Men called dabbawalas provide a tiffin lunchbox delivery and return system that picks up hot lunches from homes spread out around the city and from restaurants and then delivers them to people at work in Mumbai. When we say “at work,” what that means is that Mama or Auntie or the wife cooks a meal at home in the morning, packs it in a tiffin container, puts that into a thermal case and waits for a dabbawalla to pick it up in late morning.
Next, via a commuter train or bicycle, the dabbawala brings the tiffin to the central commuter train station, where it is sorted by its ultimate destination, then delivered by bicycle to the actual desk or specific place of work of the intended recipient in time for lunch about 1PM. Later, the tiffin is picked up, returned to the station, and then to the home of the cook, arriving before the man of the house comes home to the suburbs from work.

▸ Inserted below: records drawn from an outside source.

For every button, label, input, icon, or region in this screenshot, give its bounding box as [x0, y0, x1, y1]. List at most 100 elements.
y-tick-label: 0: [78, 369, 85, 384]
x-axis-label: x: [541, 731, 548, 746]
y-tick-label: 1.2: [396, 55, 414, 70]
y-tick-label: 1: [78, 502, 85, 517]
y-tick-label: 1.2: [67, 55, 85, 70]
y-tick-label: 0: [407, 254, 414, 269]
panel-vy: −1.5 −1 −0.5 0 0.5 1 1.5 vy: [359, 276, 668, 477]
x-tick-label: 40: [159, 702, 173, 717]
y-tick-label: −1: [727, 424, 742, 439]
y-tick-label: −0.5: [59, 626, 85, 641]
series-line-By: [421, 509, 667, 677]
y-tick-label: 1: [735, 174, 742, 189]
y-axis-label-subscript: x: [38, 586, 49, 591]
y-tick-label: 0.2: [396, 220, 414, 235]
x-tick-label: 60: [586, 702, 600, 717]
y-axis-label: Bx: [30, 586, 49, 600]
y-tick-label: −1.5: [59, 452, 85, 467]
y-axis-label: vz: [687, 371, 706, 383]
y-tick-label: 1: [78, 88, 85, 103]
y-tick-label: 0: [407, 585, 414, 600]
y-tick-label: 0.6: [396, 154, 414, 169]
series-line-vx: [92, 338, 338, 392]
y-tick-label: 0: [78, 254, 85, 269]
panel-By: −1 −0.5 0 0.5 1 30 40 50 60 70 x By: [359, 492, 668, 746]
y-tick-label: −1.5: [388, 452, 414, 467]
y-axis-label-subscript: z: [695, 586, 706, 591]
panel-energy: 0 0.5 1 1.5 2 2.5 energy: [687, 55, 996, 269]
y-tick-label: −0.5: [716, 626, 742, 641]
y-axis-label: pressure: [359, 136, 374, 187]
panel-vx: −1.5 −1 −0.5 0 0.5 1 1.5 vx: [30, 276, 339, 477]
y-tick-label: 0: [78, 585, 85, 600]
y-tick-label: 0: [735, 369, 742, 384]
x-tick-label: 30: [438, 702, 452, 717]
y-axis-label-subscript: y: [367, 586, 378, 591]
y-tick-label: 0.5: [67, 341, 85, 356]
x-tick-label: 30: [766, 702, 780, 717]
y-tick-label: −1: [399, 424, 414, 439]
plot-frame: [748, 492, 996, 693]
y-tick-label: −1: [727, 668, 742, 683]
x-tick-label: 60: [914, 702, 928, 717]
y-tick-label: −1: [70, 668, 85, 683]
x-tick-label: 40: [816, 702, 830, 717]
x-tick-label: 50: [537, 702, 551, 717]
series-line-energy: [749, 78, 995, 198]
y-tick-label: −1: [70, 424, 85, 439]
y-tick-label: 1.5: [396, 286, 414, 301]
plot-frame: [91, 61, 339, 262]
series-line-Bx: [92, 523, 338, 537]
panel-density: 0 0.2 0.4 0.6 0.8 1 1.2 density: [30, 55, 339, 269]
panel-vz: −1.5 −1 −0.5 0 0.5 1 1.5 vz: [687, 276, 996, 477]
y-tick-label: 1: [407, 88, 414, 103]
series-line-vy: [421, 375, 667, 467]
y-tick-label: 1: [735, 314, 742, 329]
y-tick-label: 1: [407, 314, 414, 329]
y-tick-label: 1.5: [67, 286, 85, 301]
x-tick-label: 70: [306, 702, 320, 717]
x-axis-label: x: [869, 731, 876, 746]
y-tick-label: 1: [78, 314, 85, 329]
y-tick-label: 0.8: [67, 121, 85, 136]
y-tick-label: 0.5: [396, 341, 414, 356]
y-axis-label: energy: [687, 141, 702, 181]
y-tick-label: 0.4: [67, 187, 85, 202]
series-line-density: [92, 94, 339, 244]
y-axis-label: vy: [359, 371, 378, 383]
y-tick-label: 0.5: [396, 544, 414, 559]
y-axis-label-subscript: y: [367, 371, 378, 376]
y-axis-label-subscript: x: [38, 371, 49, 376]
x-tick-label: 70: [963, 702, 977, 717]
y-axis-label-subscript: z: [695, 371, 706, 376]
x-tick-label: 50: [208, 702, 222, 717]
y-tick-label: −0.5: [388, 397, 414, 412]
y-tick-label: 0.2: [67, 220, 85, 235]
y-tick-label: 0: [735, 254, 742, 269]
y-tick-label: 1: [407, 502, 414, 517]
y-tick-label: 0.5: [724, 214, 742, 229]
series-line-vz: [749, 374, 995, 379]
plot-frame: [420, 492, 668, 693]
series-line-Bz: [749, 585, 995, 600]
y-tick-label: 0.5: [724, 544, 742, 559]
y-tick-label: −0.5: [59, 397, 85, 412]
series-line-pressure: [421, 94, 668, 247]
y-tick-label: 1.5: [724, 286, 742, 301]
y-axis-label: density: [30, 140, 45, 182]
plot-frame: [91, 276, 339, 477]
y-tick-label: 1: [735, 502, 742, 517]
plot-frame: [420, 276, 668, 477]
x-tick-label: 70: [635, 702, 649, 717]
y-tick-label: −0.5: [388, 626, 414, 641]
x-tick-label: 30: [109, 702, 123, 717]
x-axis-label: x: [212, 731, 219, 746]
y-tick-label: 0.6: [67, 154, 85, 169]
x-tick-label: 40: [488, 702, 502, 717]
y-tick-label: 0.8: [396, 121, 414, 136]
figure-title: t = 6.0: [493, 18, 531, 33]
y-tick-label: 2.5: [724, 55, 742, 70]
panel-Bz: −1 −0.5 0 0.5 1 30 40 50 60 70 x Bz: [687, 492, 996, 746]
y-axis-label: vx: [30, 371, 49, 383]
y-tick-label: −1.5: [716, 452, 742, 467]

We waited outside Churchgate train station around 11:20, and then we could feel the pace begin to quicken. Men carrying bundles of tiffins or skids of dozens on their heads began running out of the station. The skids were lowered to the ground to certain specific places around the station, and then sorted into groups, which eventually were packed onto bicycles and left for their final destinations.
(A tiffin, for those unfamiliar, can refer to the midday meal, or just to the containers that the meal comes in, like bento boxes, designed to keep several dishes separate and warm. Sample below, but that’s just one of an enormous variety available.)
You think that’s an amazing service for about $1 a day? But then, how about the fact that between 175,000 and 200,000 lunch boxes are moved each day by 4,500 to 5,000 dabbawalas? And the fact that – literacy issues being what they are – the sorting and management system is invisible to the outsider. There are no tags or color cues, or bar codes on the containers. But the most astonishing thing is that there has never been a mix-up in the delivery system. Nobody ever got the wrong lunch, or no lunch, since the service began in 1890. (Okay, to be honest, their error rate is less than one per six million transactions.) An intense study by the Harvard Business School could not understand by what magic this all happens every day. Amazing what guys without an MBA or suits can accomplish.
We highly recommend the 2013 Bollywood film The Lunchbox, based on this service. It takes the most charming liberty, but does a great job of showing the scope of this incredible operation.
Watching just this small part of it was highly entertaining. What an amazing service and a genius process! We felt so fortunate to have seen it in action.